Roderick Williams transformed English song with his gift for natural, direct communication. He's one of the finest champions of the genre, ever. Yet his legacy hasn't been preserved on recording at the level that it should be. It's scattered over many different labels, with varying production standards. Often, the more specialized the repertoire, the finer the standards.. So thanks to SOMM for this recording, a fine sampler, pitched for listeners new to the genre, as suggested by the rather basic liner notes. Some choices, however, are more esoteric and ought to be flagged up for more attention
Butterworth's Six Songs from a Shropshire Lad is basic repertoire, which Williams has performed many times. His recording from 2010 with Ian Burnside is one which most fans of English song will already have in their collections. Gerald Finzi's Let us Garlands Bring is another Williams staple, which he first recorded some twelve years ago. It's good, though, to have recent performances in high-quality sound. The four songs by John Ireland, Great Things, In Boyhood, Youth's Spring Tribute and the iconic Sea Fever, also appeared on Williams’s recording from 2008, and the Vaughan Williams songs, Silent Noon and The Vagabond, also have earlier incarnations. Nontheless, it is good to hear recent performances, in good sound quality. As Williams's voice matures, it hasn't lost its unaffected freshness. In every new performance, the music lives, afresh.
Williams has long been associated with Ian Venables, so the two Venables songs, A Kiss and Flying Crooked, are a very welcome inclusion in this set. A Kiss, from 1992, when Venables was in his 30's, is a setting of a Poem by Thomas Hardy that shows the influence of Gerald Finzi in its fidelity to text. Finzi set more Hardy poems than most, and Venables was closely involved in Finzi circles. Flying Crooked, to a poem by Robert Graves, is altogether more individual. It's a model of concise expressiveness. In just over one minute, Venables replicates the "honest idiocy of flight" that is the movement of a butterfly that "lurches here and here by guess/and god and hope and hopelessness". Like the butterfly, the music doesn't fly straight but flips about capriciously. A wonderful sense of freedom in the dancing notes in the piano part, executed with great delicacy by Susie Allan. The vocal part's a challenge, too.

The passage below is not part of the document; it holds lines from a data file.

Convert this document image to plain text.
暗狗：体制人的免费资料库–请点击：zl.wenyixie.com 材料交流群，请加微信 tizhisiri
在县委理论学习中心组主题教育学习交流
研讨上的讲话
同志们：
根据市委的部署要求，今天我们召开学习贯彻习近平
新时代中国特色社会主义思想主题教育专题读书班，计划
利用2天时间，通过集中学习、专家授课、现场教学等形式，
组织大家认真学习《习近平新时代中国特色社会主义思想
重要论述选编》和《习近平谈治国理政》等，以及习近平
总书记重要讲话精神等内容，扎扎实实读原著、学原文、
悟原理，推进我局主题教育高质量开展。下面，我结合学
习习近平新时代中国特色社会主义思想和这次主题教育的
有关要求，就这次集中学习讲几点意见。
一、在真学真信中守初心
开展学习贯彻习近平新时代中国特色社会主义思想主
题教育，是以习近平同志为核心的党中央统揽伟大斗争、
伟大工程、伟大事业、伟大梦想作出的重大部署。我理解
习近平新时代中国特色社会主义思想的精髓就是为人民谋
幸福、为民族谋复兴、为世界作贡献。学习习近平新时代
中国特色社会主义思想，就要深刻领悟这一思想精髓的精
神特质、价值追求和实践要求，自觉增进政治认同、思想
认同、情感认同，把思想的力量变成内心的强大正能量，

Williams’s voice soars and flutters playfully on the word "aerobatic". Wonderfully cheeky, and refreshing. This recording should have new listeners rushing for Williams's recording of Venable's The Song of the Severn, or indeed Williams's Severn & Somme collection (also with Susie Allan) for SOMM in 2006, so good that it's still a classic.
That's why this SOMM release is so worthwhile. It connects the mainstream of English song to modern development. Benjamin Britten's The Salley Gardens is a variant of a very old song indeed, as is The Ploughboy, but listen to how wittily Britten incorporates Schubert into the song. The rhythms suggest the ploughboy's physical energy but also hint at the manic nature of the lad's ambition. Ploughboy, politician and crook ! Allan's top notes fly as the pedal pounds bumptiously. The song also demonstrates how Williams can inject personality into his singing. As he sings "Whatever's good for me, sir, I never will oppose", his voice darkens. For a brief moment the ploughboy is revealing his true, venal self, behind the mock-merry cheekiness. In a similar vein, Peter Warlock's miniature, Jilian of Berry, where jolly melody hides deceit. The barmaid is generous, but her customers are cheats. Given Warlock's own propensity for drink and mischief , the song has deeper levels.
Three Ivor Gurney songs here, Black Stitchel, Lights Out and Captain Stratton's Fancy. illustrate a side of Ivor Gurney that has somewhat been obscured by the emphasis on his service in the war and its aftermath. Edward Thomas's mud-stained manuscript for his poem Light's Out lies in the Imperial War Museum, since Thomas was killed at Arras a hundred years ago, but both poem and song are about much more than war. "I have come to the borders of sleep, .....where all must lose their way, however straight....." Thomas’s syntax curls past the lines as they lie on the page, tracing a wayward path which Gurney follows, with great sensitivity. Something is coming to an end. Thus the minor key. and long, curving lines which Williams defines beautifully. But where does the future, lie, if it exists? Gurney builds brief pauses after each phrase. "To go into the unknown, ....I must enter...and leave...alone". The song ends, hovering, without resolution. In contrast, Captain Stratton's Fancy, which connects to the vigorously upbeat mood of Sea Fever (both texts by John Masefield) to The Vagabond and indeed to the boisterous Jilian of Berry. The piano part marches, while Williams sings with mock heroism. "like an old bold mate of Henry Morgan". Dutch courage? Another song which displays Williams’s ability to be at once funny and profound.